Idiom: (n) an expression, word, or phrase that has a figurative meaning that is separate from the literal meaning or definition of the words of which it is made.
Air one’s dirty linen in public
To argue with your partner or family about personal or private issues in front of other people.
“I hate the way Susan and John always air their dirty linen in public!”
Dress to kill
Wearing your best clothes in the hope of impressing people.
“You must be going somewhere special - you’re really dressed to kill!”
At the drop of a hat
To do something spontaneously, without warning and apparently easily.
“She’ll stop what she’s doing and help you at the drop of a hat.”
Bet your boots
To bet everything you have; to strongly believe something will happen.
“You can bet your boots she won’t be home before dinner. When
she goes shopping she stays until the shops all close!”
Get your knickers in a twist
To become worked up, angry or stressed about something.
“Alright alright calm down! Getting your knickers in a twist won’t solve anything.”
Fit like a glove
When something fits you like a glove it suits you very well or is the perfect size.
“I tried on my father’s old coat and it fit me like a glove!”
To have something up your sleeve
To have a secret advantage or reserve plan which you have not yet revealed.
“That James Bond! You think it’s all going wrong but he’s always got some trick up his sleeve hasn’t he?”
Raining cats and dogs
If it's raining cats and dogs it's raining very heavily.
"We can't go to the park today because it's raining cats and dogs."
Ants in one's pants
People who have ants in their pants are very restless or excited about something.

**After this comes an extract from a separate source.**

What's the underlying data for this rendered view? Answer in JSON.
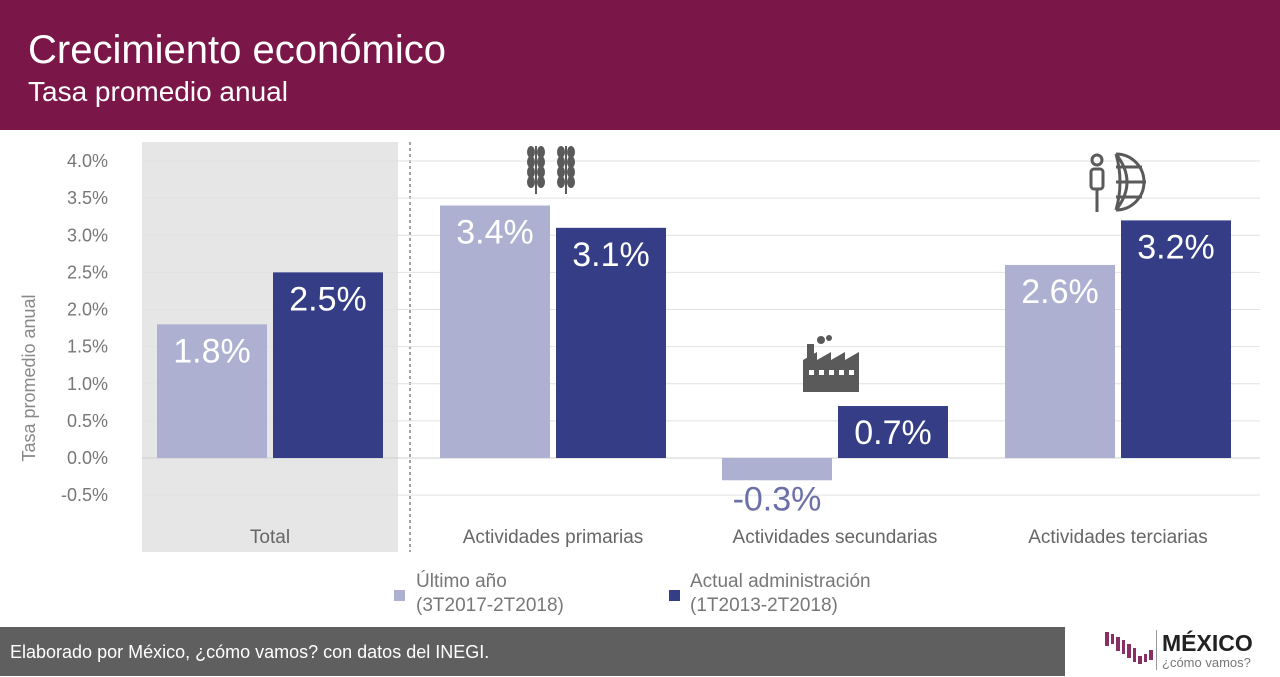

"I wish he'd relax. He's got ants in his pants about something today!"
Have a bee in one's bonnet
A person who has a bee in their bonnet has an idea which constantly occupies their thoughts.
"She's got a bee in her bonnet about moving to New York."
Kill two birds with one stone.
If you kill two birds with one stone, you succeed in doing two things at the same time.
"By studying on the train on the way home every week-end, Claire kills two birds with one stone."
Like a bear with a sore head
If someone is behaving like a bear with a sore head, they are very irritable and bad-tempered.
"When his team lost the match, Brad was like a bear with a sore head."
Like a bull in a china shop
If someone is behaving like a bull in a china shop they are acting without thinking and without tact, upsetting plans and people.
"I wouldn’t invite him to the party - he’s like a bull in a china shop after a glass of wine!”
Cat's whiskers (also: the cat's pyjamas or the bees’knees)
This expression refers to someone who considers themselves to be better than others in a particular area - beauty, competence, intelligence, sport, etc.
"Ever since she got a promotion, she thinks she's the cat's whiskers!"